General Assessment for the course will be based on:

- (1) 1 written piece: a 3,000 words essay on a subject chosen by the student in consultation with the teacher (the teacher will always be there to help at all stages of the essay design and writing-up, so do not hesitate to ask). The subject has to be directly relevant (empirically and theoretically) to the Anthropology of Migration course. The essay has to be submitted 7 days (at the latest) before the date of the oral examination. Late submissions without justification will be penalised.

- (2) The oral examination, during which the student will be tested on knowledge acquired through the lectures (slides and notes) and the readings (as specified above, students have to read 3 readings for each themed lecture).

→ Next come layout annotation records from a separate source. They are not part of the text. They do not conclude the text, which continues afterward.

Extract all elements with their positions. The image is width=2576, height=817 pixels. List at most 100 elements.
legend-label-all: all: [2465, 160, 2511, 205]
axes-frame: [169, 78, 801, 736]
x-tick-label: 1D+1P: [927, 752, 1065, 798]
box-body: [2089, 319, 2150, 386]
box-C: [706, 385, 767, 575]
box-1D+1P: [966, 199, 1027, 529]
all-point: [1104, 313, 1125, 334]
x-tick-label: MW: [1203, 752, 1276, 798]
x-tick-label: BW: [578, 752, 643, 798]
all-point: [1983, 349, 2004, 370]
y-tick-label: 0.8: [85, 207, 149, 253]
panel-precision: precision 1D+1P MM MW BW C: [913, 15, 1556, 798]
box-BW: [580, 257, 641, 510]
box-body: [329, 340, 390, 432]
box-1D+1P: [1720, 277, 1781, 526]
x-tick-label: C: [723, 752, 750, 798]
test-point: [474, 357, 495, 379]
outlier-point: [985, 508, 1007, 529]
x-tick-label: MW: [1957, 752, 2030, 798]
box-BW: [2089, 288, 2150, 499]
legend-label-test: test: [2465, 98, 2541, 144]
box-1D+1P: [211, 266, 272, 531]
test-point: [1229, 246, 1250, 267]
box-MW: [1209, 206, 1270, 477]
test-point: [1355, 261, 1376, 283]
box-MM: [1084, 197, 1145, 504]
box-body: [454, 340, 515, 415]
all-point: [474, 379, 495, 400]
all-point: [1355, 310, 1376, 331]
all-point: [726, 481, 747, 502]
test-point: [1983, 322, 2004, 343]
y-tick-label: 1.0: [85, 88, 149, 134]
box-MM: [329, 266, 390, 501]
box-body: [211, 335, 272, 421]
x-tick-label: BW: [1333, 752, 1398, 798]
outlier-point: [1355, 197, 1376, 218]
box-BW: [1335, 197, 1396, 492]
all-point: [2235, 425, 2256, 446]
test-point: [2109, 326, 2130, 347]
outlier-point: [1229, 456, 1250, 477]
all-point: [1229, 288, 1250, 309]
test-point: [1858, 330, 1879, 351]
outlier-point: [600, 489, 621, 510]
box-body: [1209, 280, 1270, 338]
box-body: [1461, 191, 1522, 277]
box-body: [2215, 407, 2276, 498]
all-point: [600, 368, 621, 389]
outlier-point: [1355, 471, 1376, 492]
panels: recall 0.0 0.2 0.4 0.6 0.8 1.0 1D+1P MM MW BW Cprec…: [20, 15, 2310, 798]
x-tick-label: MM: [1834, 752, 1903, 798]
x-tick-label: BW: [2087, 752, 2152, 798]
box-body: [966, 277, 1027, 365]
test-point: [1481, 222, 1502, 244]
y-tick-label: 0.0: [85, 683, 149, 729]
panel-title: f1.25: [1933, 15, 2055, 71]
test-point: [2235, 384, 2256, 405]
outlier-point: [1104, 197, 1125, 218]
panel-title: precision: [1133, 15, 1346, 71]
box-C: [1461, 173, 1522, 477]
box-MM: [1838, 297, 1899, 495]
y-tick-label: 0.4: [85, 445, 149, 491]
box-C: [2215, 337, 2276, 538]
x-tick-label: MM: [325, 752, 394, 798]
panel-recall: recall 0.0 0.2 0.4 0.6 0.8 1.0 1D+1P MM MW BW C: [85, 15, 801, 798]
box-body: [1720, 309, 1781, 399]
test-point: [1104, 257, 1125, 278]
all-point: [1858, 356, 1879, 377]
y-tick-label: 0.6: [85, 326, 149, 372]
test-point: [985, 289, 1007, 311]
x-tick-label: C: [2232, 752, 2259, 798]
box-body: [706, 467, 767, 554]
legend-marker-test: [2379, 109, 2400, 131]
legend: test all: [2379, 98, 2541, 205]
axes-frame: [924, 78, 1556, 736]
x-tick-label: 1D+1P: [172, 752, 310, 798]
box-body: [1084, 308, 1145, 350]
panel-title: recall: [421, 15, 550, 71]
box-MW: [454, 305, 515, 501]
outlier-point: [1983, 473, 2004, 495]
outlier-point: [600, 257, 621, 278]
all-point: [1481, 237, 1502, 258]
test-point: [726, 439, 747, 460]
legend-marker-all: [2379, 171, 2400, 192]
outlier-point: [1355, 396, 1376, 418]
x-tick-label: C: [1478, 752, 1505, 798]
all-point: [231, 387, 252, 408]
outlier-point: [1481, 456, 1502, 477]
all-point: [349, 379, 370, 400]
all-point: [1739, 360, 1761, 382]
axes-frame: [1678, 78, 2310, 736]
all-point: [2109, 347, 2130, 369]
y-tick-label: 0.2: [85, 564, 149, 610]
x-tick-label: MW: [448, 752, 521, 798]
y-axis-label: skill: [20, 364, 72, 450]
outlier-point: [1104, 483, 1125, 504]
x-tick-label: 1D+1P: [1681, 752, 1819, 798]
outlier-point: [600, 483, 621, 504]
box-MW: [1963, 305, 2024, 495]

- (3) Active participation in class, especially by volunteering to give student presentations after each lecture (one 15 min. presentation on one chosen reading from the bibliography for the day, with optional slides) but also by engaging orally with fellow students and the teacher in spontaneous group discussions. Active, spontaneous participation will win extra points in the final mark for the course.

Registration for oral presentations will be voluntary and open to all from the week before the start of the course, via a Google Doc accessible only to registered students on Virtuale.


The reading list provided is intended as a guide, and students are urged to explore work published in major anthropology journals, such as Journal of the Royal Anthropological Institute, American Anthropologist, American Ethnologist, Cultural Anthropology, Social Anthropology, Current Anthropology, Migration and Society, Comparative Migration Studies, and online blogs: https://footnotesblog.com/, https://anthrodendum.org/, https://culanth.org/about, http://fieldworkinitiative.org/.

I am pasting below a general description of Unibo's marking system which students will find on all courses' webpages for reference:

'The ability of the student to achieve a coherent and comprehensive understanding of the topics addressed by the course, to critically assess them and to use an appropriate language will be evaluated with the highest grades (A = 27-30 con lode).

A predominantly mnemonic acquisition of the course's contents together with gaps and deficiencies in terms of language, critical and/or logical skills will result in grades ranging from good (B = 24-26) to satisfactory (C = 21-23).


A low level of knowledge of the course’s contents together with gaps and deficienciesin terms of language, critical and/or logical skills will be considered as ‘barely passing' (D = 18-20) or result in a fail grading (F).'

Teaching tools

PLEASE NOTE:

Students with a disability or specific learning disabilities (DSA) who are requesting academic adjustments or compensatory tools are invited to communicate their needs to the teaching staff in order to properly address them and agree on the appropriate measures with the competent bodies.